Luka Vuskovic: Gewohnt sicher in der ersten Hälfte, schwacher Beginn in der zweiten Halbzeit.  Aber er fing sich schnell wieder. Aber: Wenn eine Defensive so viele klare Torchancen zulässt, hat er als Orchestrator seinen Job auch nicht hundertprozentig erfüllt.  Note: 4

Jordan Torunarigha (bis 98.): Er wird immer mutiger. Die letzten Spiele waren schon in Ordnung, und dieses Selbstvertrauen strahlt er aus. Mischte heute von der ersten Minute an sogar offensiv mit und war hinten meistens Zweikampfsieger. Note: 4

Aboubaka Soumahoro (ab 99.): Machte nichts falsch. Bis zum Elfmeterschießen, wo ihm die Nerven versagten. Völlig unverständlich für mich, einen jungen Spieler mit so wenig Spielzeit als einen der ersten fünf Schützen schießen zu lassen. Ich erspare dem Junge, den man vor dem Elfer hätte schützen müssen, jetzt die Note.

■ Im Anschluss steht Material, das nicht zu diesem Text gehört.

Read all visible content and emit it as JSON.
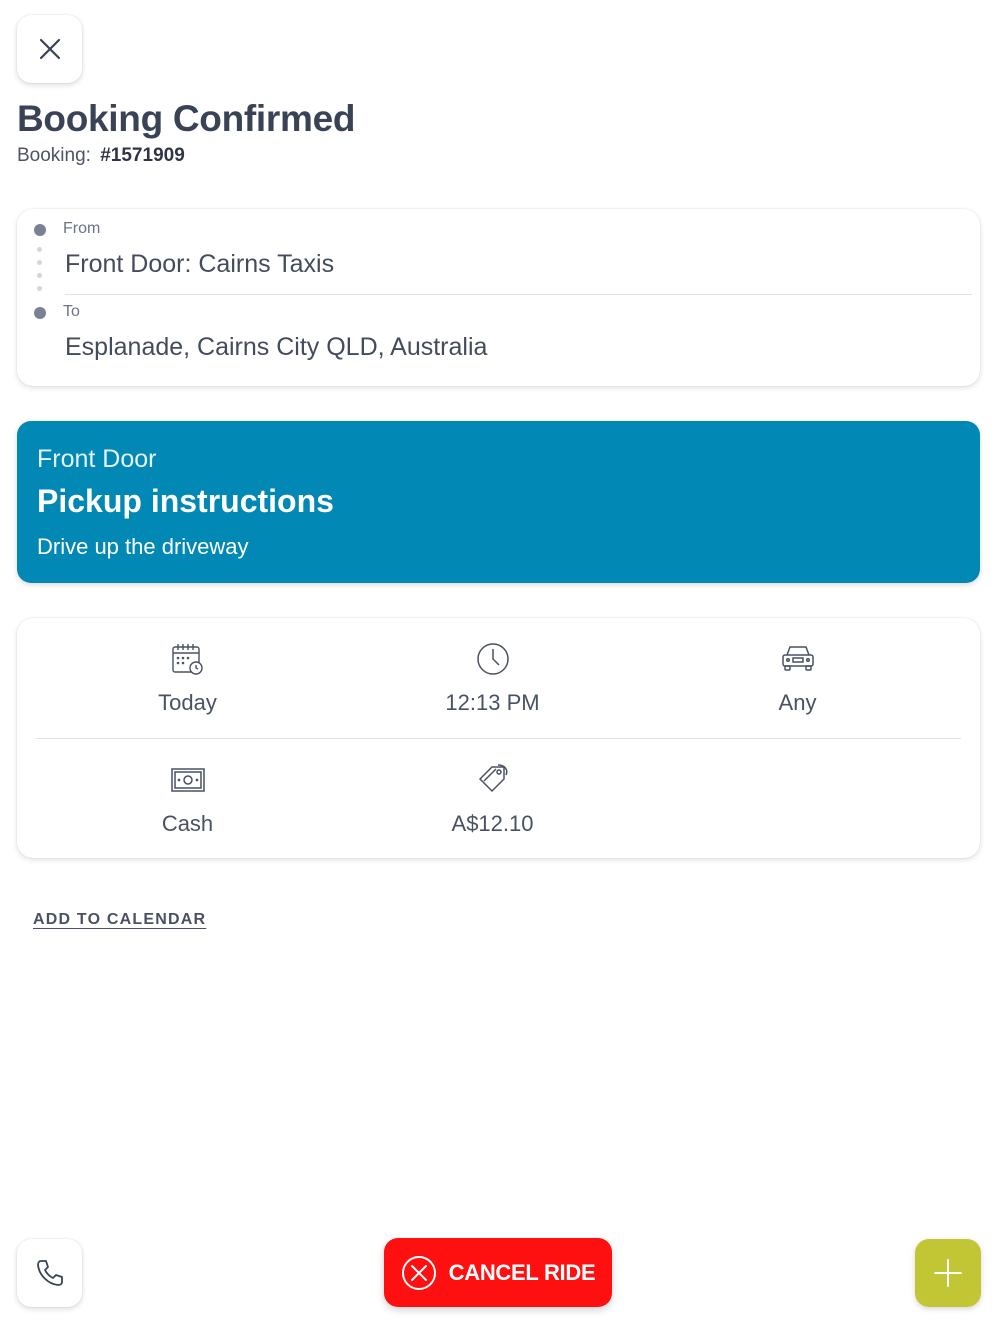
{
  "header": {
    "title": "Booking Confirmed",
    "booking_label": "Booking:",
    "booking_number": "#1571909"
  },
  "route": {
    "from_label": "From",
    "from_value": "Front Door: Cairns Taxis",
    "to_label": "To",
    "to_value": "Esplanade, Cairns City QLD, Australia"
  },
  "pickup": {
    "location": "Front Door",
    "heading": "Pickup instructions",
    "instructions": "Drive up the driveway",
    "color": "#0288b4"
  },
  "details": {
    "date": {
      "icon": "calendar-clock-icon",
      "label": "Today"
    },
    "time": {
      "icon": "clock-icon",
      "label": "12:13 PM"
    },
    "vehicle": {
      "icon": "car-icon",
      "label": "Any"
    },
    "payment": {
      "icon": "cash-icon",
      "label": "Cash"
    },
    "price": {
      "icon": "price-tag-icon",
      "label": "A$12.10"
    }
  },
  "actions": {
    "add_to_calendar": "ADD TO CALENDAR",
    "cancel_ride": "CANCEL RIDE",
    "cancel_color": "#ff1010",
    "add_color": "#c3c634",
    "close_icon": "close-icon",
    "phone_icon": "phone-icon",
    "plus_icon": "plus-icon"
  }
}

Miro Muheim: Er pennte kurz vor der Halbzeit wieder einmal bei einem hohen Ball und hatte Glück, dass die Kieler das nicht freistehend aus fünf Metern bestraften. Er hatte nicht zu viele Zweikämpfe zu bestreiten, aber von den wenigen verlor er zu viele. Als sein Buddy Dompé auf den Platz kam, wurde er sofort besser. Verschoss seinen Elfmeter. Note: 4

Fabio Vieira: Er ist zweifelsohne fußballerisch der Beste. Und er kann Standards. Normalerweise. Heute kamen sie nicht. Er versuchte auch sonst viel – aber es gelang wenig. Zum einen, weil Anspielpunkte ganz vorn fehlten, zum anderen, weil Ideen fehlten. Übernahm im Elfmeterschießen Verantwortung, und hatte Glück. Insgesamt eine Fleiß-Note: 3

Nicolai Remberg (bis 64.): Er hat einfach kein Erbarmen. Auch nicht mit seinen Ex-Kollegen, die sich immer wieder über seine Härte beschwerten. Deren Glück: Remberg bekam zu früh schon Gelb und musste aufpassen. Aber: Selbst so reichte es zu einem ordentlichen Spiel. Note: 3

Jonas Meffert (ab 64.): Bei ihm weiß man, was man bekommt. Aber eben auch, was man nicht erwarten darf. Note: 4

Alexander Rössing-Lelesit (bis 64.): Bei ihm muss man in der Bewertung ganz klar zwischen dem unterscheiden, was ihm schon gelingt, was er an Potenzial in sich trägt, was er versucht – und eben auch, was man schon erwarten kann. Da er 18 Jahre jung und körperlich noch nicht ausreichend robust ist, ist letzteres überschaubar. Aber: Er versucht immer alles. Selbst das, was vermeintlich aussichtslos ist. Und er versucht durchweg, seine Qualitäten einzubringen in Form von Sprints und Dribblings. Entscheidenden Einfluss hatte das nicht, was eine gute Note ausschließt. Sein Spiel lässt hoffen, dass da in absehbarer Zeit richtig was bei rumkommt. Aber Probleme hatten die Kieler mit ihm keine. Note: 4

Emir Sahiti (ab 64.): Seine ersten Minuten seit Ewigkeiten. Es wirkte ein wenig wie Lelesit. Zwar etwas robuster und reifer – aber genauso wirkungslos. Note: 4

Ransford Königsdörffer (bis 98.): 
Dass er viel läuft und viel arbeitet, weiß man. Als hängende Spitze oder über außen wäre das für mich auch okay. Aber seine nominelle Position füllt er damit einfach nicht aus. Das liegt zum einen an seiner Spielweise, zum anderen am Trainer, der ihn immer wieder dort vorn bringt. Note: 5

Bakery Jatta (ab 99.): Es musste so kommen! Mein werter Kollege Wolfgang Stephan neben hatte es mir vor dessen Einwechslung schon prophezeit. Und es freut mich für den Mann, der bisher überhaupt noch nicht in Erscheinung treten konnte/durfte.  Eine Note erspare ich mir hierfür. Ohne Note.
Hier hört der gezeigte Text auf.